Closing a chapter with his last post-game press conference of the year, Flip Saunders was asked if there was any question in his mind about if he wanted to come back next season.
“No,” he straightly shot back. “I mean, this is maybe not what I signed up for originally when I came. But as all coaches, you love challenges. Through every adversity, through every challenge, there’s opportunity.”
Saunders and most of his coaching staff weren’t the only ones who didn’t sign up for such a disappointing season. There was one summertime free-agent acquisition who thought he was signing up for something completely different … Fabricio Oberto.
Despite having surgery to correct the electrical system of his heart last summer, despite only being able to work out about 10-days before training camp as a result, despite dealing with hamstring and conditioning issues from being out of shape, despite often playing while wearing a heart monitor … Despite it all, Oberto was a good sport. He never complained.
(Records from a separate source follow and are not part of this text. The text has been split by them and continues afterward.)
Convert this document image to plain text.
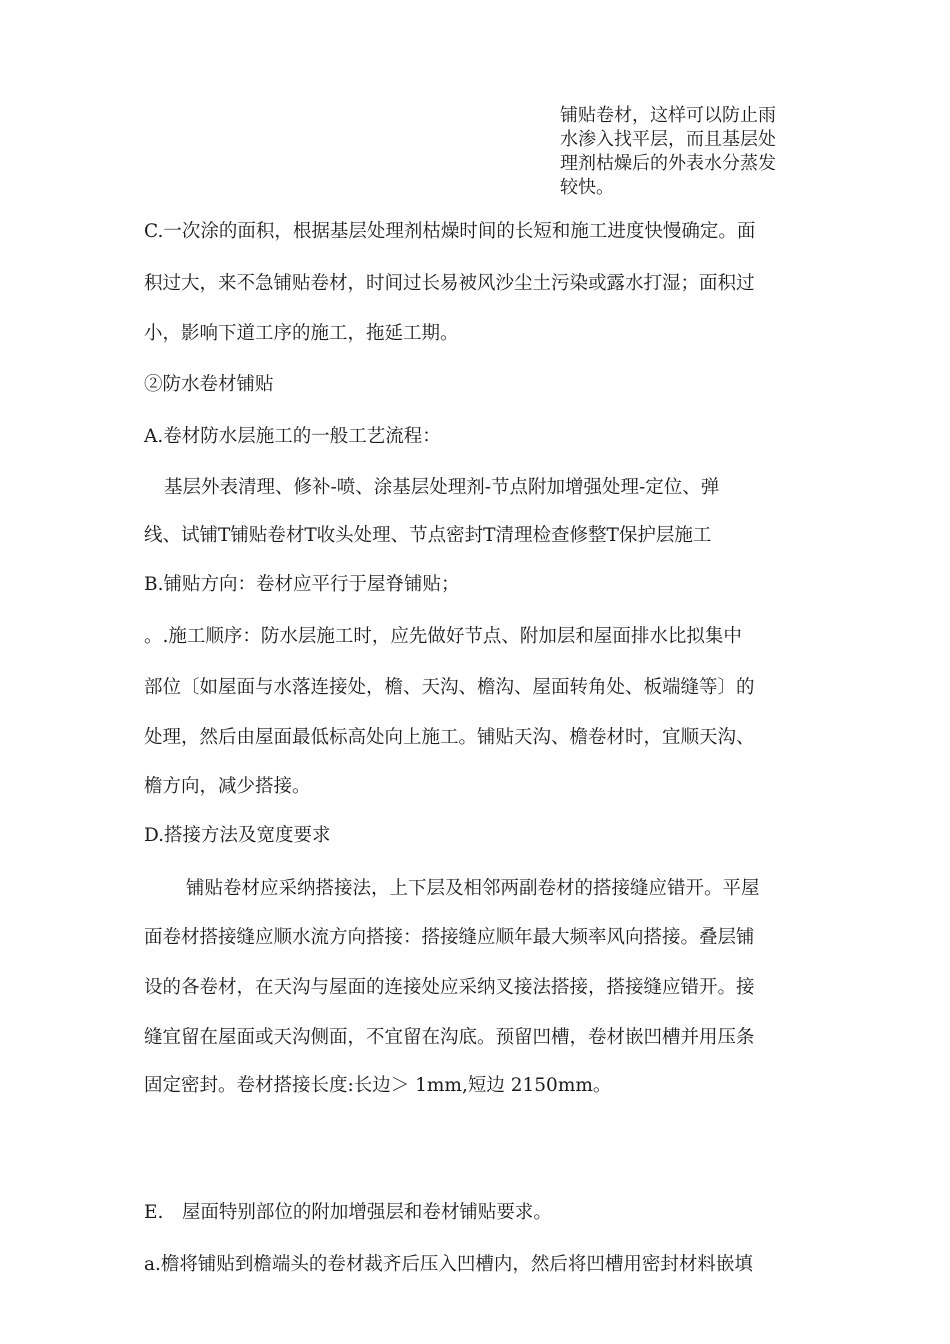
铺贴卷材，这样可以防止雨
水渗入找平层，而且基层处
理剂枯燥后的外表水分蒸发
较快。
C.一次涂的面积，根据基层处理剂枯燥时间的长短和施工进度快慢确定。面
积过大，来不急铺贴卷材，时间过长易被风沙尘土污染或露水打湿；面积过
小，影响下道工序的施工，拖延工期。
②防水卷材铺贴
A.卷材防水层施工的一般工艺流程：
基层外表清理、修补-喷、涂基层处理剂-节点附加增强处理-定位、弹
线、试铺T铺贴卷材T收头处理、节点密封T清理检查修整T保护层施工
B.铺贴方向：卷材应平行于屋脊铺贴；
。.施工顺序：防水层施工时，应先做好节点、附加层和屋面排水比拟集中
部位〔如屋面与水落连接处，檐、天沟、檐沟、屋面转角处、板端缝等〕的
处理，然后由屋面最低标高处向上施工。铺贴天沟、檐卷材时，宜顺天沟、
檐方向，减少搭接。
D.搭接方法及宽度要求
铺贴卷材应采纳搭接法，上下层及相邻两副卷材的搭接缝应错开。平屋
面卷材搭接缝应顺水流方向搭接：搭接缝应顺年最大频率风向搭接。叠层铺
设的各卷材，在天沟与屋面的连接处应采纳叉接法搭接，搭接缝应错开。接
缝宜留在屋面或天沟侧面，不宜留在沟底。预留凹槽，卷材嵌凹槽并用压条
固定密封。卷材搭接长度:长边＞ 1mm,短边 2150mm。
E.　屋面特别部位的附加增强层和卷材铺贴要求。
a.檐将铺贴到檐端头的卷材裁齐后压入凹槽内，然后将凹槽用密封材料嵌填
He always came ready to play. He always worked hard.
As part of his media exit interview after Wednesday’s Pacers game, I asked Oberto about the difficulties he’s faced this season (in terms of his past basketball successes versus being a Wizards in 2009-10), and how his body feels about playing basketball in the future (Fab turned 35 on March 21).
Oberto was also asked about what positives he could take from this past season and the adverse on-court basketball issues the team faced.
Oberto’s tenure with the Wizards is likely to be nothing more than an answer to a trivia question. One day, when hearing his name, someone, probably an Argentine basketball enthusiast, will correctly remember that he played for the team in Washington in addition to the one in San Antonio. Bonus points if he recalls that Oberto was traded from the Spurs to Milwaukee to Detroit and then bought-out in the 2009 Summer.
There’s virtually no chance Oberto will be back with the Wizards, little reason for either side to want each other. And sad to say, but the Argentinian might have also played his last game in an NBA uniform.
If I were just another Wizards fan on the outside looking in, Fabricio Oberto might not mean much. I’d be able to gather that he means well as a person, but otherwise, just another random player stopping through. But because I’ve been lucky enough to cover the team up-close, I’ve been able to grasp a sense of Fab’s good character. And I hope that from the few things I’ve written about him, you have too.
Is it just me, or does Fab Oberto at the beginning of the season look a whole lot younger?